Gaziantep’te yetişen evliyadan Derviş Hacı Efendi, sevdiklerine hitaben buyururdu ki:
"Ahiret seferi uzak seferdir. Yollarında nice korkular vardır. Bu dünya fanidir. Baki olan ancak Allahü teâlâdır. Bunun böyle olduğuna yüz yirmi dört binden ziyade Peygamberin ölümü şahittir. Herkes onların gittiği yola gidecektir. Allahü teâlânın buyruğu böyledir. Zamanı gelince can emanetini geri vermek zaruridir. Ah edip döğünmek, ağlamak, çırpınmak nafiledir. İnsan Allah tarafından çağrılınca dil dolaşır, gözlerin önündeki gaflet perdeleri açılır, gidilecek yol görünür. Artık yerlere yüz süre süre gitmekten başka çare yoktur.

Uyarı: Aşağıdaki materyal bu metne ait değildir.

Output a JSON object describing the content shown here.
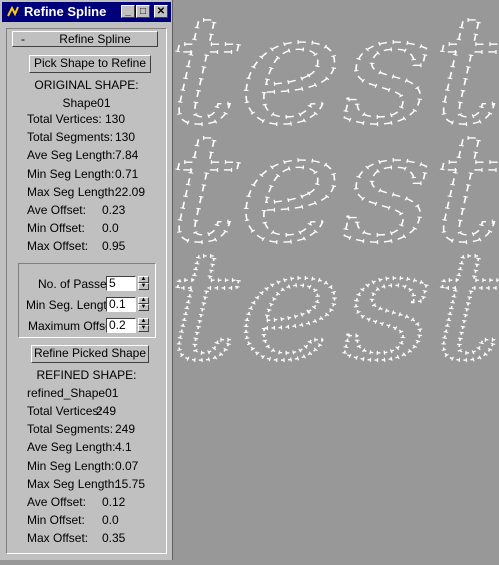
{
  "window": {
    "title": "Refine Spline",
    "min_glyph": "_",
    "max_glyph": "□",
    "close_glyph": "✕"
  },
  "rollout": {
    "toggle": "-",
    "title": "Refine Spline"
  },
  "pick_button": "Pick Shape to Refine",
  "original": {
    "heading": "ORIGINAL SHAPE:",
    "name": "Shape01",
    "stats": [
      {
        "label": "Total Vertices:",
        "value": "130"
      },
      {
        "label": "Total Segments:",
        "value": "130"
      },
      {
        "label": "Ave Seg Length:",
        "value": "7.84"
      },
      {
        "label": "Min Seg Length:",
        "value": "0.71"
      },
      {
        "label": "Max Seg Length:",
        "value": "22.09"
      },
      {
        "label": "Ave Offset:",
        "value": "0.23"
      },
      {
        "label": "Min Offset:",
        "value": "0.0"
      },
      {
        "label": "Max Offset:",
        "value": "0.95"
      }
    ]
  },
  "params": [
    {
      "label": "No. of Passes",
      "value": "5"
    },
    {
      "label": "Min Seg. Length",
      "value": "0.1"
    },
    {
      "label": "Maximum Offset",
      "value": "0.2"
    }
  ],
  "refine_button": "Refine Picked Shape",
  "refined": {
    "heading": "REFINED SHAPE:",
    "name": "refined_Shape01",
    "stats": [
      {
        "label": "Total Vertices:",
        "value": "249"
      },
      {
        "label": "Total Segments:",
        "value": "249"
      },
      {
        "label": "Ave Seg Length:",
        "value": "4.1"
      },
      {
        "label": "Min Seg Length:",
        "value": "0.07"
      },
      {
        "label": "Max Seg Length:",
        "value": "15.75"
      },
      {
        "label": "Ave Offset:",
        "value": "0.12"
      },
      {
        "label": "Min Offset:",
        "value": "0.0"
      },
      {
        "label": "Max Offset:",
        "value": "0.35"
      }
    ]
  },
  "viewport": {
    "rows": [
      "test",
      "test",
      "test"
    ]
  },
  "colors": {
    "titlebar": "#00007b",
    "panel": "#c0c0c0",
    "viewport": "#989898",
    "spline": "#ffffff"
  },
  "icons": [
    "app-icon",
    "minimize-icon",
    "maximize-icon",
    "close-icon",
    "spinner-up-icon",
    "spinner-down-icon"
  ]
}
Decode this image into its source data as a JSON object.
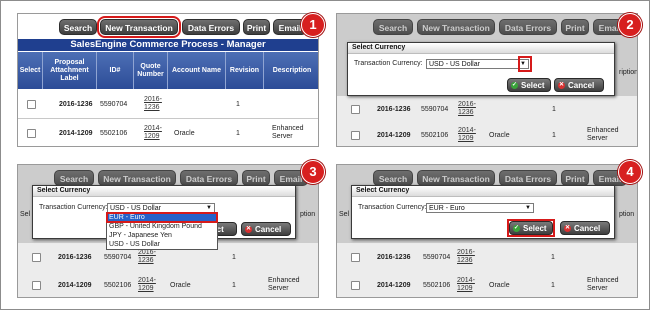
{
  "toolbar": {
    "search": "Search",
    "new_transaction": "New Transaction",
    "data_errors": "Data Errors",
    "print": "Print",
    "email": "Email"
  },
  "title": "SalesEngine Commerce Process - Manager",
  "columns": {
    "select": "Select",
    "proposal": "Proposal Attachment Label",
    "id": "ID#",
    "quote": "Quote Number",
    "account": "Account Name",
    "revision": "Revision",
    "description": "Description"
  },
  "rows": [
    {
      "label": "2016-1236",
      "id": "5590704",
      "quote": "2016-1236",
      "account": "",
      "revision": "1",
      "description": ""
    },
    {
      "label": "2014-1209",
      "id": "5502106",
      "quote": "2014-1209",
      "account": "Oracle",
      "revision": "1",
      "description": "Enhanced Server"
    }
  ],
  "dialog": {
    "title": "Select Currency",
    "field_label": "Transaction Currency:",
    "value_initial": "USD - US Dollar",
    "value_final": "EUR - Euro",
    "select_label": "Select",
    "cancel_label": "Cancel"
  },
  "currency_options": [
    "EUR - Euro",
    "GBP - United Kingdom Pound",
    "JPY - Japanese Yen",
    "USD - US Dollar"
  ],
  "truncated": {
    "search": "Search",
    "new_transaction": "New Transaction",
    "data_errors": "Data Errors",
    "print": "Print",
    "email": "Email",
    "sel": "Sel",
    "ription": "ription",
    "ption": "ption",
    "lect": "lect"
  },
  "steps": [
    "1",
    "2",
    "3",
    "4"
  ],
  "colors": {
    "highlight": "#d61a1a",
    "header_blue": "#1f3f8f",
    "button_dark": "#3e3e3e",
    "step_red": "#d71f1f"
  }
}
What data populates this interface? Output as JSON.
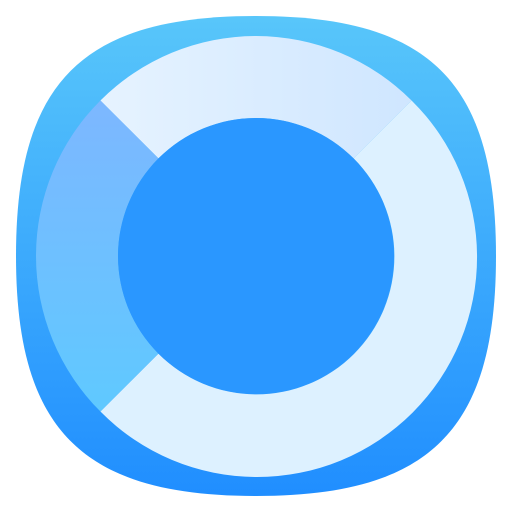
{
  "app_icon": {
    "icon_name": "ring-donut-icon",
    "colors": {
      "background_top": "#5AC8FA",
      "background_bottom": "#1E8CFF",
      "ring_top_light": "#E6F3FF",
      "ring_top_right": "#CFE6FF",
      "ring_left_top": "#7DB7FF",
      "ring_left_bottom": "#5FC9FF",
      "ring_main": "#DDF1FF",
      "center": "#2A97FF"
    }
  }
}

Ölüm bilinmeyen bir şeydir. Gelmeden görünmez, gelince de aman vermez. Ölüm seferine çıkanın bir daha geri dönmesine imkan yoktur. Bu yalan dünya nice defalar dolup boşalmıştır. Ölüm nice anaların yavrusunu almış, nice babaların boynunu bükmüş, nice yavruları anasız, babasız koymuştur. Herkes birbirinin öldüğünü, gül benzinin kara toprakta solduğunu görür. Bununla beraber dünyaya bağlanmaktan vazgeçmez, dünya derdini çeker, dünya işine dalar. Fakat nihâyet yaptığını bırakıp gider. Böyle olduğu halde kimse aklını başına toplayıp yalancı dünyanın halini anlayamamakta ve bu yolculuğa hazırlanmamaktadır."
Bişr-i Hafi hazretlerinin hastalığı sırasında talebelerinden birisi onu ziyarete gider ve nasihat talebinde bulunur. Ve Bişr-i Hafi hazretleri buyurur ki:
"Bir karınca vardı. Yazın taneleri toplar, kışın yerdi. Bir gün topladığı taneyi yemek üzere ağzına aldı. Tam bu sırada gelen bir kuş onun ağzındaki taneyi kaptı. Karınca topladığı şeyi yiyemedi ve emeline kavuşamadı. Dünyada insanlar da böyledir. Mal ve servet toplarlar. Onları ya başkaları alıp tüketir veya ölüm kuşu gelip o kimseyi alır da dünyadaki emeline kavuşamaz. Hâl böyle olunca, dünyaya gönül vermemeli, ahiret için hazırlanmalıdır."
Rebi bin Haysem hazretleri buyurdu ki:
“İnsan ölüm zamanından önce nasıl yaşarsa, ruhunu o hâl üzere teslim eder. Ben mala, paraya karşı çok ihtiraslı ve insanları çok çekiştiren bir adamı hastalandığında ziyaret etmiştim. Son anlarını yaşıyordu. Yanında otururken, onun duyup okuması için “La ilahe illallah” kelime-i tevhidini okuyordum. O ise, her defasında para saymakla meşgul oluyordu.”
Netice olarak, Habib-i Acemi hazretlerinin buyurduğu gibi:
“Boş oturmayınız. Çünkü ölüm peşinizdedir.”
Esselâmü aleyküm ve rahmetullàhi ve berekâtühû!